Goddess and God in the World
Conversations in Embodied Theology
This is a living theological text that invites personal experiences into the exploration of divinity.
From pioneering feminist theologians Carol Christ and Judith Plaskow comes a vibrant new work of embodied theology, Goddess and God in the World. Its theological presentations are both conversational and experiential, inviting seekers into an illuminatingly human exploration of divinity.
Above all else, Goddess and God in the World is a living theological text—a work that pries into the scholars’ previous publications, that invites new understandings on topics from ontology to theodicy, and that meticulously self-examines its own varied conclusions. The final product is both brilliant and nonforceful. It invites dispute; it is empathetic and persuasive; and it always insists upon the significance of individual experiences.

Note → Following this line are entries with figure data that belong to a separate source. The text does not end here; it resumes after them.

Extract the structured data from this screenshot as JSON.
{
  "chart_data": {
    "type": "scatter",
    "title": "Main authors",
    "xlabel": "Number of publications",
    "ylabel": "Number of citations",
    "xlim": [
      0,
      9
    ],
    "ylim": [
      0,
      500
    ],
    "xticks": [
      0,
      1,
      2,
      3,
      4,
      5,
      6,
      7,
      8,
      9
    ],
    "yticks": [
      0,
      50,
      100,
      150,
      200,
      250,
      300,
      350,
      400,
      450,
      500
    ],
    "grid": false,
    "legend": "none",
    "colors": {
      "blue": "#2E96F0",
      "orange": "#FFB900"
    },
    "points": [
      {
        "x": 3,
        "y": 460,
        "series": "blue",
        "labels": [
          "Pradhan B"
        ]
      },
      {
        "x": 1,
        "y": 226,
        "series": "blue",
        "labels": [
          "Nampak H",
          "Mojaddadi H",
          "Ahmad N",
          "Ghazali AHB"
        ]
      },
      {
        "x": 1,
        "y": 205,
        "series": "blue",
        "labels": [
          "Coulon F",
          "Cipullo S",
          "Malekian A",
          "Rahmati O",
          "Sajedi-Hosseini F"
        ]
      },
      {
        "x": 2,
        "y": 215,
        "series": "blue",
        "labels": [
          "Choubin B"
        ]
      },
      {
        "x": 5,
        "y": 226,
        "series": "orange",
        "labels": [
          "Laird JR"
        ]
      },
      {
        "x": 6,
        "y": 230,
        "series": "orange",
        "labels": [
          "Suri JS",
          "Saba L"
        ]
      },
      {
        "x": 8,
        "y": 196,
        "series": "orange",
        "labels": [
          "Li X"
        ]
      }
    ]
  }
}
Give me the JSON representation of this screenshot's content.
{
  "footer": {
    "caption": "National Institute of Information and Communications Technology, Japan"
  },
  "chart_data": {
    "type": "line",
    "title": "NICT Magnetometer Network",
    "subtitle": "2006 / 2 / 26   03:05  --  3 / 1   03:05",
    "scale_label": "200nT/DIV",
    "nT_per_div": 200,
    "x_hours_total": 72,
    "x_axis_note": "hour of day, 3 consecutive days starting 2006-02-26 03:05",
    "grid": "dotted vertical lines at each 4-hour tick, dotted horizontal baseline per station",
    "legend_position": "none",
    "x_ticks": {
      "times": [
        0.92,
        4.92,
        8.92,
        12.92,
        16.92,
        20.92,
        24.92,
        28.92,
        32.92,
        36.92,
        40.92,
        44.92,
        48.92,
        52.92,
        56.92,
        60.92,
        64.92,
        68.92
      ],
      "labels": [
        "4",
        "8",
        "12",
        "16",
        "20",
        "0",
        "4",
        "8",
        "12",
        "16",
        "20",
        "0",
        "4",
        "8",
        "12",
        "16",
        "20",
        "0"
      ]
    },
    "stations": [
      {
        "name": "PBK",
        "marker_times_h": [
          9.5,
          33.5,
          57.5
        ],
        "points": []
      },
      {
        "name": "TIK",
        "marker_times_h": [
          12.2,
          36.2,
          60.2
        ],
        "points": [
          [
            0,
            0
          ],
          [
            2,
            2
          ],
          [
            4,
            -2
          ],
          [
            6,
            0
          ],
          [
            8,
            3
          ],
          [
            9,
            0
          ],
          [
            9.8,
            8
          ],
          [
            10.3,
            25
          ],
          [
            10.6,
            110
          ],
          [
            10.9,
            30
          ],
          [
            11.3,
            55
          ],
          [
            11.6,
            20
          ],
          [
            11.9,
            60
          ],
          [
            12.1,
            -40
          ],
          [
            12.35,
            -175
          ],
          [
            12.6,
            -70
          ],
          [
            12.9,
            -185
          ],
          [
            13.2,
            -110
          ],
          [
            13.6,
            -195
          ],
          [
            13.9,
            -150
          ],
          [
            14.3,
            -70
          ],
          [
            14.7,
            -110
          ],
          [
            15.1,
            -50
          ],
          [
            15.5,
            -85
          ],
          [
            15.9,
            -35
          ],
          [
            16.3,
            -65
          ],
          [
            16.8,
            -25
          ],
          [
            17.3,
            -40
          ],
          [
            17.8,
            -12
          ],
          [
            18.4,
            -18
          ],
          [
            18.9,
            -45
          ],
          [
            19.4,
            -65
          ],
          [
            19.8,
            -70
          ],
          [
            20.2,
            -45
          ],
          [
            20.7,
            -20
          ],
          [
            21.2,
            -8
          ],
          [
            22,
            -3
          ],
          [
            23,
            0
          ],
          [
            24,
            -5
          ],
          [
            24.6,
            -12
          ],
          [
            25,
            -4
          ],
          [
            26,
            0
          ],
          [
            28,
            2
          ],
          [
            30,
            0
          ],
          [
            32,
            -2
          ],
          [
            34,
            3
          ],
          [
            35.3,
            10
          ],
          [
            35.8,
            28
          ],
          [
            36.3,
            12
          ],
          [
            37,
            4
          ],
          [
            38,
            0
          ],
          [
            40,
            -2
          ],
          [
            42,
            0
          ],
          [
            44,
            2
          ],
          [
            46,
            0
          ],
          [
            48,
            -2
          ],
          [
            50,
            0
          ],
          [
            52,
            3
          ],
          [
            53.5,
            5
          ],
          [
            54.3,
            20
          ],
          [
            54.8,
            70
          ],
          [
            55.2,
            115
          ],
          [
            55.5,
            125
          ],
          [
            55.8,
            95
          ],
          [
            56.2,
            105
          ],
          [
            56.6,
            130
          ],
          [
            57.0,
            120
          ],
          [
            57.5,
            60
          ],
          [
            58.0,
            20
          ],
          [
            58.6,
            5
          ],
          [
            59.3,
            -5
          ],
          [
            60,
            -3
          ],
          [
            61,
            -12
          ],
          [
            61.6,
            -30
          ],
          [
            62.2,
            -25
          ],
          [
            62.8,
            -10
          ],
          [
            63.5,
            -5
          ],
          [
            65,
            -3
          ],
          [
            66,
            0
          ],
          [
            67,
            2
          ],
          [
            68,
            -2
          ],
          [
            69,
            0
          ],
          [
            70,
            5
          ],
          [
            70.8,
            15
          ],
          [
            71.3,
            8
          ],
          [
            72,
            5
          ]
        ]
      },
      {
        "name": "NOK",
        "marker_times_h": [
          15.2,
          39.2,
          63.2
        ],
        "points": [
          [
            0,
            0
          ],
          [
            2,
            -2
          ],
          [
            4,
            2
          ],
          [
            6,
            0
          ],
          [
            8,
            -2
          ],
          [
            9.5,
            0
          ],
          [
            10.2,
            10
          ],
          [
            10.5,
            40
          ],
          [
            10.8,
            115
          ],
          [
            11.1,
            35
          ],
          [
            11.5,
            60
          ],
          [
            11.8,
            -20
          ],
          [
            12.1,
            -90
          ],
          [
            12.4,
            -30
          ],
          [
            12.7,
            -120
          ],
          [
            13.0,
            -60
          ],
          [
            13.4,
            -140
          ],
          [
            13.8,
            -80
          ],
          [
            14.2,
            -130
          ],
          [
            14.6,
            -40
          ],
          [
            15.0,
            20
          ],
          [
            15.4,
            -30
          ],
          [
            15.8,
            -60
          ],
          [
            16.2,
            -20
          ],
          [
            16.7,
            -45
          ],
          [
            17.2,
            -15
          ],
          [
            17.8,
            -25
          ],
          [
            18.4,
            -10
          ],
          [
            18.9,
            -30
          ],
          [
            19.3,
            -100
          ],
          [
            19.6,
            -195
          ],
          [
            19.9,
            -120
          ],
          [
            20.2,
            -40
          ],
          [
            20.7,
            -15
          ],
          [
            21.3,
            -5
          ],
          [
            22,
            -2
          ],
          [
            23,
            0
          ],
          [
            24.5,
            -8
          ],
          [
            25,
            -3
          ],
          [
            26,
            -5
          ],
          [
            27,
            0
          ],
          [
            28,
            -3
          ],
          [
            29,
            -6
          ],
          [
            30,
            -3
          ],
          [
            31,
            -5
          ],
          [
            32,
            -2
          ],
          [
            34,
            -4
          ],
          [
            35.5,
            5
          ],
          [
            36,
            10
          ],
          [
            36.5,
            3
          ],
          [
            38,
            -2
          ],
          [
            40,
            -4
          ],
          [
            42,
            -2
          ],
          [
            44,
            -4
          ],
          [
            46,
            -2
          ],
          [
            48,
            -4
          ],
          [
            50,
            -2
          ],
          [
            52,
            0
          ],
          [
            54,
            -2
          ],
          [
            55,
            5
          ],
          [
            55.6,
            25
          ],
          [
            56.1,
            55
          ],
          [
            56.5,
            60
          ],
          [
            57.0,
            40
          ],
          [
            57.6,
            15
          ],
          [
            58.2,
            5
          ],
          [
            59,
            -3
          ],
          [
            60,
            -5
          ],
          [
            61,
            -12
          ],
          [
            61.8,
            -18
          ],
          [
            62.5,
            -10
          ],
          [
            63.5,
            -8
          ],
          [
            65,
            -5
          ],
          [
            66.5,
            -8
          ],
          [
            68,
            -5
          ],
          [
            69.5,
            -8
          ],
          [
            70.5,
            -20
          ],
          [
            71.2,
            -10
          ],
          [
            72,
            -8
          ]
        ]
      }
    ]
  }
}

Those already familiar with Plaskow and Christ’s discipline-rocking publications will be thrilled by the work’s biographical chapters, which locate moments of rebirth and renewal in their individual journeys. Both Standing Again at Sinai and Diving Deep and Surfacing are given critical context, with their authors moving beyond those texts to delve into matters not originally explored, particularly around their evolving understandings of deity, and how those notions affected their interactions with religious institutions, the academy, and the greater world.
Such contextualizations are certain to delight those familiar with the scholars. But so too will Goddess and God prove to be a critical text for all of those who wish to understand how the teachings of patriarchal religions—and the academies that educate leaders in them—impact those at the margins of their systems. Its unique composition and disciplinary insights will render it a central text in feminist theological canons. Its chapters posit truths that traditional theological approaches are reticent to acknowledge, most loomingly that theologies cannot be divorced from concrete human experiences, particularly if they are to be a positive force.
Goddess and God in the World breaks new ground when it comes to understanding not just how human beings think of divinity, particularly beyond purely philosophical conceptions, but of why such personal understandings matter. Its assertion-and-response methods and often intimate prose make it a text that begs for human interaction and stands to impact justice-minded readers from all spiritual walks.